Overtime (was Re: happy autoworkers)

Carrol Cox cbcox at rs6000.cmp.ilstu.edu
Mon Jul 13 06:51:07 PDT 1998


Michael, you write, "I'm sorry you found so little of redeeming value in my response to Maggie, and I agree that I may have burdened the argument with too many 'facts.' But you neatly ignored what I did have to say with respect to differences with Maggie."

Look, this medium of cyber exchanges is only a few years old, and it is not surprising that we haven't really mastered its scope and limits. I probably base my use of it too much on the model of intelligent conversation among equals, while others seem to see the political (or academic) journal as their model. There is room for the latter, and I have a good deal of both disk space and paper devoted to saving for more careful reading those posts that have really useful empirical or analytical content. I am damn sure not going to strain eye and neck muscles as well as my temper to try to read 10 screens of closely written fragments of labor history.
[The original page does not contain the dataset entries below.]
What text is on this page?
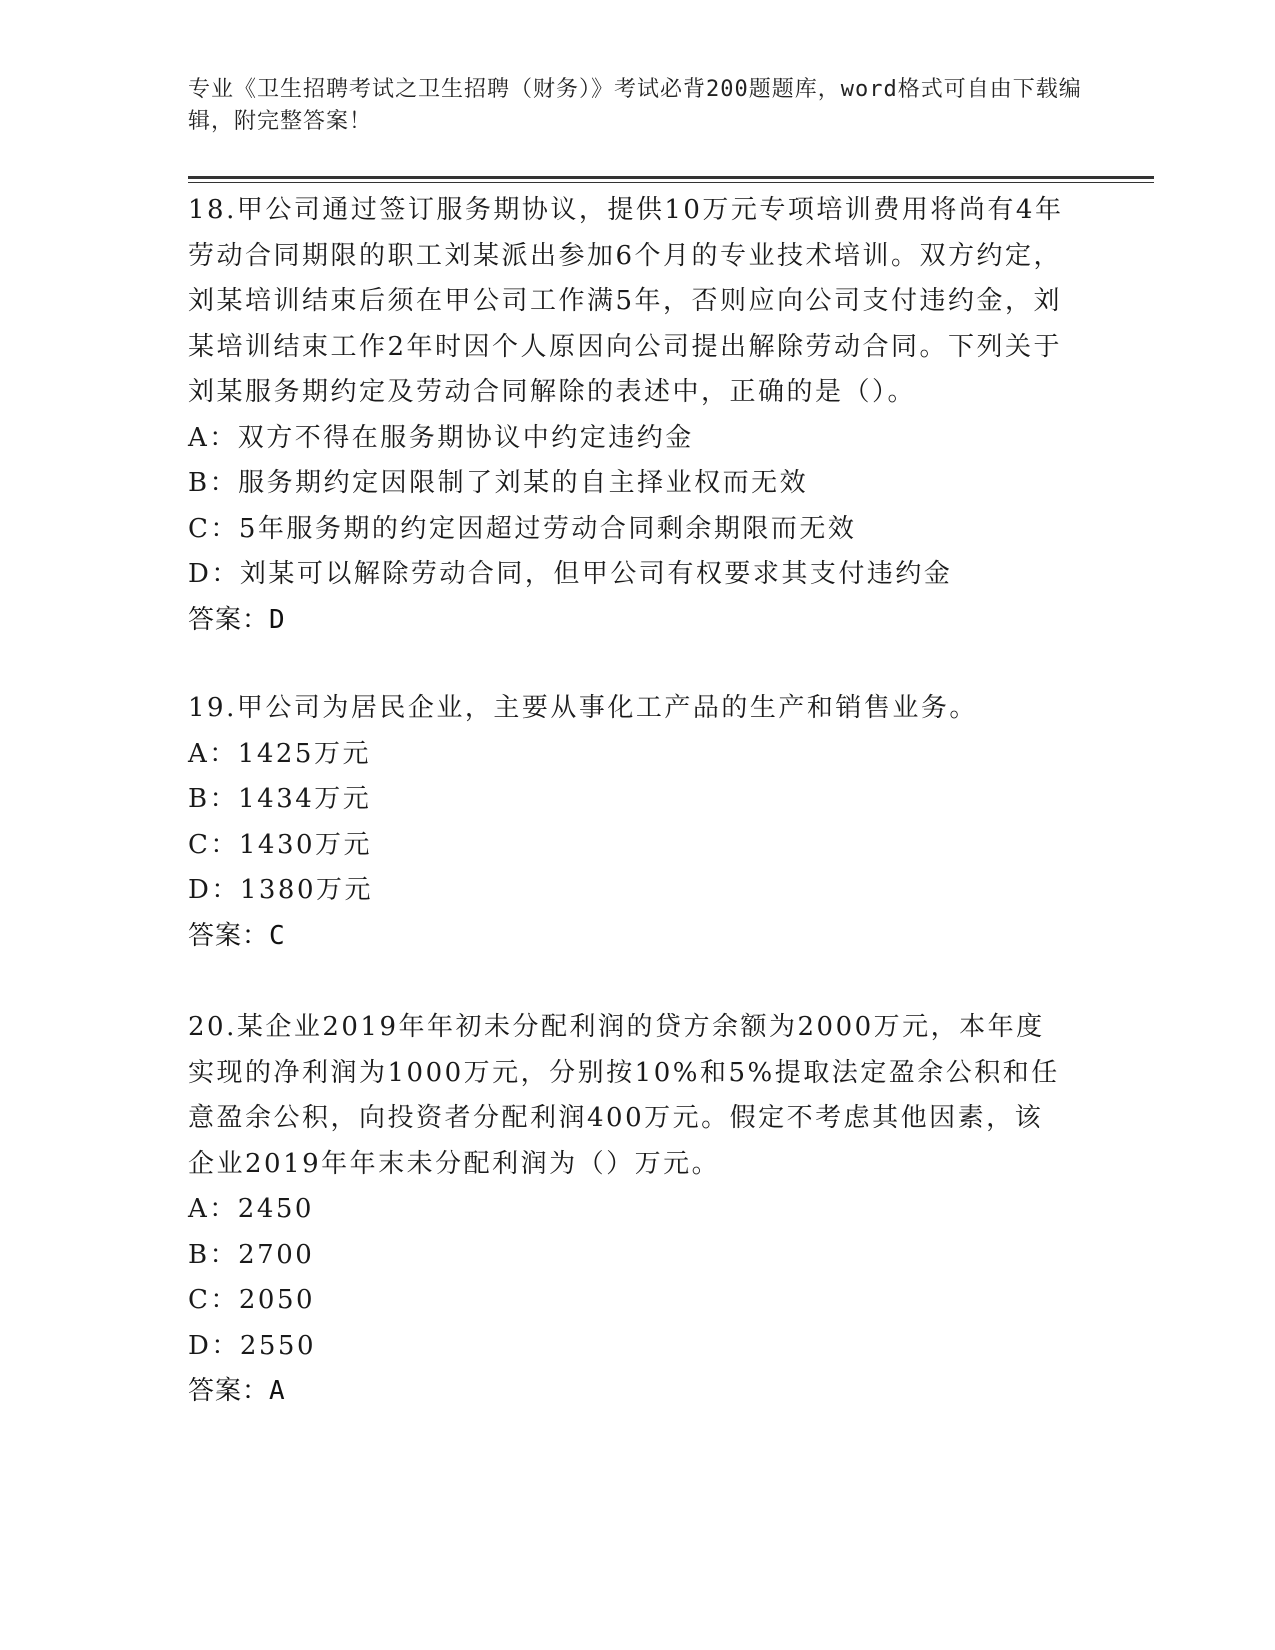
专业《卫生招聘考试之卫生招聘（财务）》考试必背200题题库，word格式可自由下载编辑，附完整答案！

18.甲公司通过签订服务期协议，提供10万元专项培训费用将尚有4年劳动合同期限的职工刘某派出参加6个月的专业技术培训。双方约定，刘某培训结束后须在甲公司工作满5年，否则应向公司支付违约金，刘某培训结束工作2年时因个人原因向公司提出解除劳动合同。下列关于刘某服务期约定及劳动合同解除的表述中，正确的是（）。

A：双方不得在服务期协议中约定违约金

B：服务期约定因限制了刘某的自主择业权而无效

C：5年服务期的约定因超过劳动合同剩余期限而无效

D：刘某可以解除劳动合同，但甲公司有权要求其支付违约金

答案：D

19.甲公司为居民企业，主要从事化工产品的生产和销售业务。

A：1425万元

B：1434万元

C：1430万元

D：1380万元

答案：C

20.某企业2019年年初未分配利润的贷方余额为2000万元，本年度实现的净利润为1000万元，分别按10%和5%提取法定盈余公积和任意盈余公积，向投资者分配利润400万元。假定不考虑其他因素，该企业2019年年末未分配利润为（）万元。

A：2450

B：2700

C：2050

D：2550

答案：A
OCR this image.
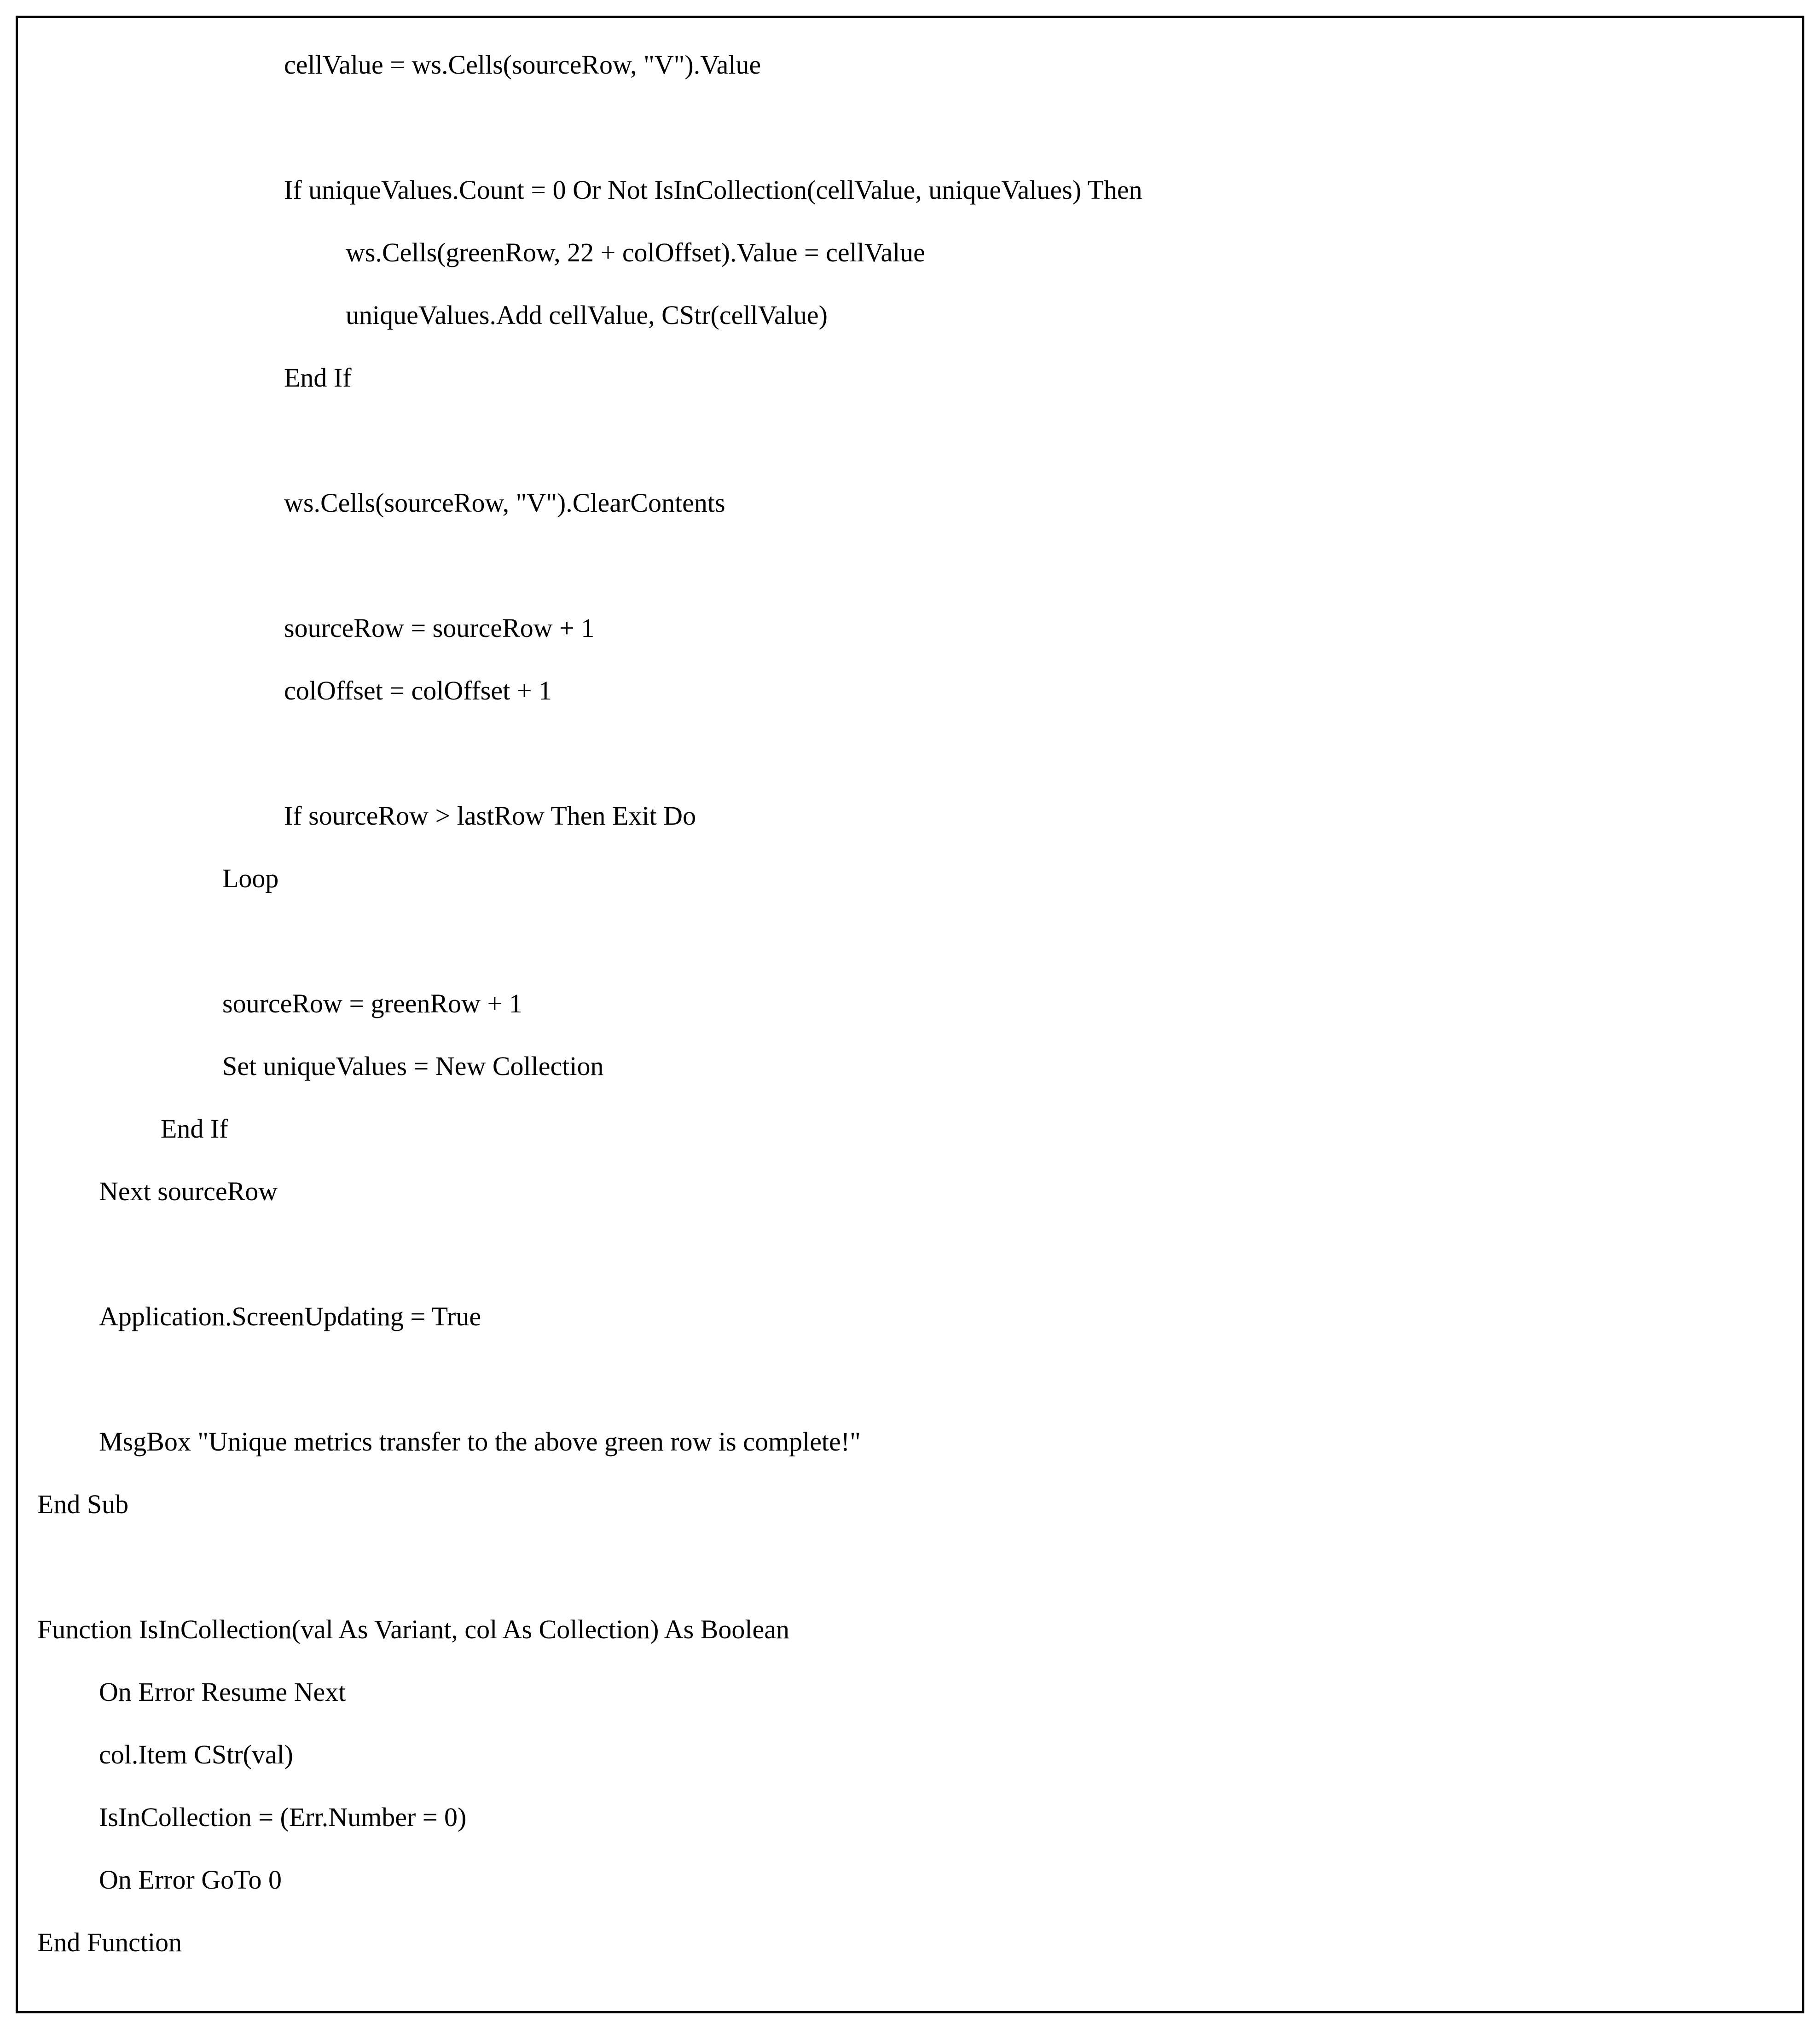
cellValue = ws.Cells(sourceRow, "V").Value
If uniqueValues.Count = 0 Or Not IsInCollection(cellValue, uniqueValues) Then
ws.Cells(greenRow, 22 + colOffset).Value = cellValue
uniqueValues.Add cellValue, CStr(cellValue)
End If
ws.Cells(sourceRow, "V").ClearContents
sourceRow = sourceRow + 1
colOffset = colOffset + 1
If sourceRow > lastRow Then Exit Do
Loop
sourceRow = greenRow + 1
Set uniqueValues = New Collection
End If
Next sourceRow
Application.ScreenUpdating = True
MsgBox "Unique metrics transfer to the above green row is complete!"
End Sub
Function IsInCollection(val As Variant, col As Collection) As Boolean
On Error Resume Next
col.Item CStr(val)
IsInCollection = (Err.Number = 0)
On Error GoTo 0
End Function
And your account (so far as I could glean by skimming through it) is every bit as fragmentary as Maggie's shorter account: in order not to be outrageously fragmentary you would have had to write at least 50 to 75 single-spaced pages.

I DID SAY that such posts -- separated from polemics or argument over general (i.e., basic to practice) principles -- would be of great value. But you cannot make an e-mail post do (simultaneously) the work of marshalling a large amount of data AND argue (or even clearly state) the principles which the poster believes explain that data. Exceptions are few, but there are exceptions: the whole series of long posts Mark Jones and Lou Proyect produced on global warming, fossil fuels, marxism and ecology etc. were fact filled but invaluable. But they both started out with posts that resembled Maggie's far more than your posts, and they hauled in more and more detail only as an unfolding debate with various "brown marxists" made clear in advance the framework.

(Longer, primarily empirical posts must justify themselves by being worth printing up and filing in such a way that they remain available for later reading. I almost never read the whole of such posts on screen: I skim them to see if I should print them. If they aren't worth printing and remembering, they aren't worth the trial and trouble of reading them on screen.)

So of course I did not answer any of your detailed arguments, simply because I could not derive any arguments to argue for or against from your lengthy post. I can grasp, think about, attempt to formulate various strategic and tactical implications of Maggie's post. I could myself add facts to most of your paragraphs, and I'm not either a historian or an econmist. I'm sure Maggie and others on this list could also, even without checking their notes or their library, expand those paragraphs. I suspect what ticked Maggie off was the implicit assumption in your post that you were telling her anything she did not already know. Since there was material in your post that I didn't know, I wasn't ticked off by that. I was serious in my demand for a theoretical and strategic (even if embryonic and sloppy) analysis which would make sense of your cascade of factual fragments. Only then could I decide what, if anything, your facts meant.

(As a Ph.D. in literature, I enjoy history for history's sake: it's fun. As a marxist I want to know why this history rather than that history is being presented, and why either is being presented: how does it illuminate strategy in the present. History is of tremendous importance, but you didn't give any history, you gave a sampling of facts that might or might not be shapable into marxist history.